When the meeting ended, Emanuel and Summers huddled. A short time later, Summers took Romer aside.
“You did something very consequential there, telling the president that there was no plan for Citi,” Summers said. “Rahm was incensed that you told him that. That Tim wasn’t here to defend himself. But I defended you. I told Rahm, ‘She’s right!’ ”
Treasury would in fact never move forward to carry out the president’s wishes about Citigroup, as a potential first step in a wider restructuring of the banking sector.
The whole point of the executive enterprise is to carry forward the wishes of the president. “He’s the duly-elected representative of the people. None of the rest of us are,” said a top White House official on the subject. “We’re there, at least we’re supposed to be there, to serve at his pleasure, to carry out his will—because he carries the will of the people. Right around this time, you could see that starting not to happen.”
When questioned later about the matter, Geithner initially said that a proposal for possibly closing Citi, as a first step to doing the same for other banks, was never seen as a “real alternative to the stress tests . . . there was no real alternative to the stress tests.” The resolution of Citi or other banks was instead an issue to be seriously broached only “if the stress tests didn’t work, and they did,” and that most of the people in the room on March 15 “don’t understand anything of what was happening about the substance of the choice, so they’re crafting their memory . . . they’re trying to create memory with the benefit of hindsight.”
But in a half-hour interview largely on this matter, Geithner began to reveal the strategic complexities of his “plan beats no plan” dictum.
After praising Romer as a fine economist
, he said she was of “no value on policy issues” of “financial rescue” and that “Larry and Rahm were the only ones that mattered in the debate. Larry’s problem was that he had no alternative, ever,” to the stress tests. “He was never willing to commit to an alternative, never came up with an alternative strategy.”
But then Geithner went through the chain of events and meetings on this most portentous issue, saying that the consensus recollection “was largely true,” from the president’s ardor, starting in late February, to look at alternatives to solely relying on the “stress tests”—the only plan under way at that point. “He forced me and everyone to look at this thing from all angles, chew it over” and make everyone “go through that test: what is the alternative plan?

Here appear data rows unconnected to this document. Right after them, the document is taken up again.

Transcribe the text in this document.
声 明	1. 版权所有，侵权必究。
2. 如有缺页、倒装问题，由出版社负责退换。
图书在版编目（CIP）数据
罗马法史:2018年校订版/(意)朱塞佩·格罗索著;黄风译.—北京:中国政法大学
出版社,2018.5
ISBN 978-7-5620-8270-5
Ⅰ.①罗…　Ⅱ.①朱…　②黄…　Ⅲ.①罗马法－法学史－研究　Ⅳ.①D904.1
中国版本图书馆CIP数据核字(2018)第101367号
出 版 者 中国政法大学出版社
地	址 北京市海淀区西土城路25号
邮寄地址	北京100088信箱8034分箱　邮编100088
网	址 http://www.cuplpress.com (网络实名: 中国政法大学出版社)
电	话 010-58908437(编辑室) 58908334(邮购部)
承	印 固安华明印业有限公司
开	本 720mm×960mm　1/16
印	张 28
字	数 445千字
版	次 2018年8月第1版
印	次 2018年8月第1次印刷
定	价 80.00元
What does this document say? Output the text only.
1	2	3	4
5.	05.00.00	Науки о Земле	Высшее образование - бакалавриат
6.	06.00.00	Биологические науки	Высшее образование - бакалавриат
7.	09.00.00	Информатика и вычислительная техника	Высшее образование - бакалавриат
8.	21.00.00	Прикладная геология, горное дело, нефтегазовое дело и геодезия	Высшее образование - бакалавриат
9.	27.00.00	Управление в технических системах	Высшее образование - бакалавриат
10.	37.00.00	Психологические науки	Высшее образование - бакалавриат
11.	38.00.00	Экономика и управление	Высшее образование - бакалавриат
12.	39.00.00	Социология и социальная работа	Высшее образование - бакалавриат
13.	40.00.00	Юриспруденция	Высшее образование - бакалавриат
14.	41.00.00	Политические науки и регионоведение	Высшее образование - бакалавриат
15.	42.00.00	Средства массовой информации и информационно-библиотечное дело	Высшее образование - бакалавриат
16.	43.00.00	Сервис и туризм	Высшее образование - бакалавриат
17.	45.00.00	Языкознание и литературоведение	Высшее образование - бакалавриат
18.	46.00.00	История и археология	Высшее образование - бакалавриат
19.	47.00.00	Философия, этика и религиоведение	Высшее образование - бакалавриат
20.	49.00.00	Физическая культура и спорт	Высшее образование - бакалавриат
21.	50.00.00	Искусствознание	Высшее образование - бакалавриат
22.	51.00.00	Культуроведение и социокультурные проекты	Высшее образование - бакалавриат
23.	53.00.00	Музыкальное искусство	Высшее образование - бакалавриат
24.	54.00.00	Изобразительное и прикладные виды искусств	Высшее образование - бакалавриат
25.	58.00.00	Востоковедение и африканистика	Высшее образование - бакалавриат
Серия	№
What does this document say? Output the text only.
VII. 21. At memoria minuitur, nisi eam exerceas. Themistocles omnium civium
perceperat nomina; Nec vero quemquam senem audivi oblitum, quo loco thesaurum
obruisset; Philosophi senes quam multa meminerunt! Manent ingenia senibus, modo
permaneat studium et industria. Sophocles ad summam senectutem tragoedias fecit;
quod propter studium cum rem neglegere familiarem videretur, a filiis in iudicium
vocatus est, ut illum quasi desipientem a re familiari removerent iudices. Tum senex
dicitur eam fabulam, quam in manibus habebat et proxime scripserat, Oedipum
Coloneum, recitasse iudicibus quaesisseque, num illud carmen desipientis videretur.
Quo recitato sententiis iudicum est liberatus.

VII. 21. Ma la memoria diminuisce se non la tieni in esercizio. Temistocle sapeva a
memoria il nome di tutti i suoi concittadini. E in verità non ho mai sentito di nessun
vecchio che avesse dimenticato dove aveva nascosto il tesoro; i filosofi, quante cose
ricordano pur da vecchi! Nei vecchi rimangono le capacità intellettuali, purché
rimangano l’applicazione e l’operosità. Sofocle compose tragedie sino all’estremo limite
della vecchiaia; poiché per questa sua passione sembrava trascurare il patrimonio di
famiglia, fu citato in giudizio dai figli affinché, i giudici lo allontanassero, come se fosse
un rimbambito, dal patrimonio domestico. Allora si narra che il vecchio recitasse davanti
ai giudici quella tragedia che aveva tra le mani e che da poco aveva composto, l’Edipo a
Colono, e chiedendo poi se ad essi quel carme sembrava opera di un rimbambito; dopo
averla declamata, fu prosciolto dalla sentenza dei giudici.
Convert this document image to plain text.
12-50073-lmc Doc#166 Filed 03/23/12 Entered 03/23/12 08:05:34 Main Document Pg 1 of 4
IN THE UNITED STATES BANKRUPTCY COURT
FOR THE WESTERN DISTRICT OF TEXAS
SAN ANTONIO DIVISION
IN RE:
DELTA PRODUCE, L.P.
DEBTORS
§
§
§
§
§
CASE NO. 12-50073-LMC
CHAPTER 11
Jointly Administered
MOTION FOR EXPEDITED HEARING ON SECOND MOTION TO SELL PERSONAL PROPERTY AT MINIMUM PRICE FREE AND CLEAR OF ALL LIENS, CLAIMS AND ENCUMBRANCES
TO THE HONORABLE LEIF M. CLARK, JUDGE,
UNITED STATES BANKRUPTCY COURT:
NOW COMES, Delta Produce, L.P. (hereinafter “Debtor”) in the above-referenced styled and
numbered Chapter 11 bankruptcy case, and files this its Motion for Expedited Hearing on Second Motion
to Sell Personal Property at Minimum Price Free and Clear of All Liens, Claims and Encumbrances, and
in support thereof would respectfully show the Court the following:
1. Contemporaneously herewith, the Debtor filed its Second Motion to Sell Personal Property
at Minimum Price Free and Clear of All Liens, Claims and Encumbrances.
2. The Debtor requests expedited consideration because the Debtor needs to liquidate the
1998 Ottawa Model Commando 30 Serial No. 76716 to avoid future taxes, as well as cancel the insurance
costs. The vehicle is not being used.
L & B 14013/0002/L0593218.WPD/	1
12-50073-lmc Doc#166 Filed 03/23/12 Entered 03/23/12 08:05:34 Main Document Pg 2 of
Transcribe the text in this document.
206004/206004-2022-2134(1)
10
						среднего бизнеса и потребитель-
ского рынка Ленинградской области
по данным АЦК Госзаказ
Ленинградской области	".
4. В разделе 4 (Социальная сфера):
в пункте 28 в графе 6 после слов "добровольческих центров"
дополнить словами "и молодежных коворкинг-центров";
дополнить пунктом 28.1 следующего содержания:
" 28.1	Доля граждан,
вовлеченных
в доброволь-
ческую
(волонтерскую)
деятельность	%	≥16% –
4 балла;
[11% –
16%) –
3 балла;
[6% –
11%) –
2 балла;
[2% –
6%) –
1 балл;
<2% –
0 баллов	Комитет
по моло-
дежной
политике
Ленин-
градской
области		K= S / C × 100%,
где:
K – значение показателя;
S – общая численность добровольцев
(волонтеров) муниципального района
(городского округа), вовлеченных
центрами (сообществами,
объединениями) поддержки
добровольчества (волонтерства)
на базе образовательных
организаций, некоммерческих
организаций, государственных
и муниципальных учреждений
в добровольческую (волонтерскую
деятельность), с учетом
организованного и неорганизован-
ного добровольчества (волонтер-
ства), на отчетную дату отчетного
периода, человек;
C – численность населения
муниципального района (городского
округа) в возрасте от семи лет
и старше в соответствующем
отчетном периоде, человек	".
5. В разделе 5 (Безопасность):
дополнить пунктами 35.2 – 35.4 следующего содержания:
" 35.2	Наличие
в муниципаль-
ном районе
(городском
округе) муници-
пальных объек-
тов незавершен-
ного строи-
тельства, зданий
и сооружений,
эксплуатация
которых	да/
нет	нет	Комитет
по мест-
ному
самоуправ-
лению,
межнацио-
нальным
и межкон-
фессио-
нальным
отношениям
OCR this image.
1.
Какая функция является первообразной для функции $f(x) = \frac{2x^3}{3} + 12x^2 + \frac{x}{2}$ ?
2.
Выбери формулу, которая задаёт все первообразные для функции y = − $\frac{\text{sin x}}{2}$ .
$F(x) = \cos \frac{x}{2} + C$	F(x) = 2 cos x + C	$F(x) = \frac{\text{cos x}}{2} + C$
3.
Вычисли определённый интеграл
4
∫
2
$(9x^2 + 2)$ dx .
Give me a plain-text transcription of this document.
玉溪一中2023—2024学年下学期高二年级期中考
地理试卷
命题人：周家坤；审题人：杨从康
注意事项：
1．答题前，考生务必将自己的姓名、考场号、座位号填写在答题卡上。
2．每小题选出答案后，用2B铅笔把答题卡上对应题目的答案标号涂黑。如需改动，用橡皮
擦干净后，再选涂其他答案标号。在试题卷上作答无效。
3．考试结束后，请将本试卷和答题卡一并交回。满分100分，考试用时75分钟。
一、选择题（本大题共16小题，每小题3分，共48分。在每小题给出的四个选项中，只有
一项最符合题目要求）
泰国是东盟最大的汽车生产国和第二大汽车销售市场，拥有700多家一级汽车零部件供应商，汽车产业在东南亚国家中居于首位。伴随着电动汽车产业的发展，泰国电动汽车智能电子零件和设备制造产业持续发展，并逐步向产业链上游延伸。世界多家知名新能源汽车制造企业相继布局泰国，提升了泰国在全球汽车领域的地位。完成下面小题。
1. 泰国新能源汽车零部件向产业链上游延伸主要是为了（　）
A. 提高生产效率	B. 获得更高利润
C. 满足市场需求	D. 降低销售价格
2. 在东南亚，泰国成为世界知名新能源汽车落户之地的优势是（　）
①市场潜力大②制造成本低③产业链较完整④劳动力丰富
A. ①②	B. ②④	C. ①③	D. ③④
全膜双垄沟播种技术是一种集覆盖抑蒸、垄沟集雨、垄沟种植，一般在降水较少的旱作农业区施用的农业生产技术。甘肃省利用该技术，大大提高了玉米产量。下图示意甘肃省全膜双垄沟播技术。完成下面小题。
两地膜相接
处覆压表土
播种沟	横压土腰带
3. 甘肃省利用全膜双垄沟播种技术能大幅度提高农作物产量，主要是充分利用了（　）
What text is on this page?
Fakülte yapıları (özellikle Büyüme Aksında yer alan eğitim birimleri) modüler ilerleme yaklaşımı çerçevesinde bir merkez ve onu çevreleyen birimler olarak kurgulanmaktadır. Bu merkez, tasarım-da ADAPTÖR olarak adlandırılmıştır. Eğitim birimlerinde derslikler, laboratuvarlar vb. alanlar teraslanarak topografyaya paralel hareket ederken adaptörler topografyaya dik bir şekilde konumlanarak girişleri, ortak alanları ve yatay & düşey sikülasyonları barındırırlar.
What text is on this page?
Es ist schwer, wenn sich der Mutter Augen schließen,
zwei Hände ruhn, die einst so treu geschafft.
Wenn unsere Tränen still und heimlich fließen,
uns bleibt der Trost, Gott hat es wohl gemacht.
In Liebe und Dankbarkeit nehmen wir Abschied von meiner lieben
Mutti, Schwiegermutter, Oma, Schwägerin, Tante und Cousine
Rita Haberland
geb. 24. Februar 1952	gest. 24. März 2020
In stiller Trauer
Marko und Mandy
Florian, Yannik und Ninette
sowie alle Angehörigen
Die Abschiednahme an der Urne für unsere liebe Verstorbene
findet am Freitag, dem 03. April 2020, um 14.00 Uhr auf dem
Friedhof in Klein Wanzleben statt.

Those who don’t like it [the stress tests], what are you for?”
The problem, of course, was that the policy-making horsepower, in this instance, was at Treasury and the Fed, both of which were in concert to push forward a chosen policy that almost every other key person in the government was concerned about, from the president on down.
Geithner recalled a typical meeting in this period. “We’d be in the Oval Office, the president was worrying, the world was still burning, people wanted to light me on fire, and the president would say, ‘Tim, what I want to know is, are you confident this plan [the stress tests] is going to work.’
“Normally, Larry would answer before I answered. He’d say, ‘Mr. President, I’m closer to you on this. I want to be tougher.’ And I’d say, ‘There’s nothing certain in life, but I’m very confident that our plan has a much better chance of working than any alternatives.’”
But, as Larry and Christina worked the phones in early March to try to gather the information they’d need to field, at very least, a strong counterproposal—if not the kind of fully rendered alternative plan that only Treasury could provide—Geithner felt the duo accentuated the financial crisis and actually “fed some of the pressure. They were perceived by the market as indulging in a lot of loose talk about haircuts [to investors holding debt in the banks] and that was very damaging to the markets.”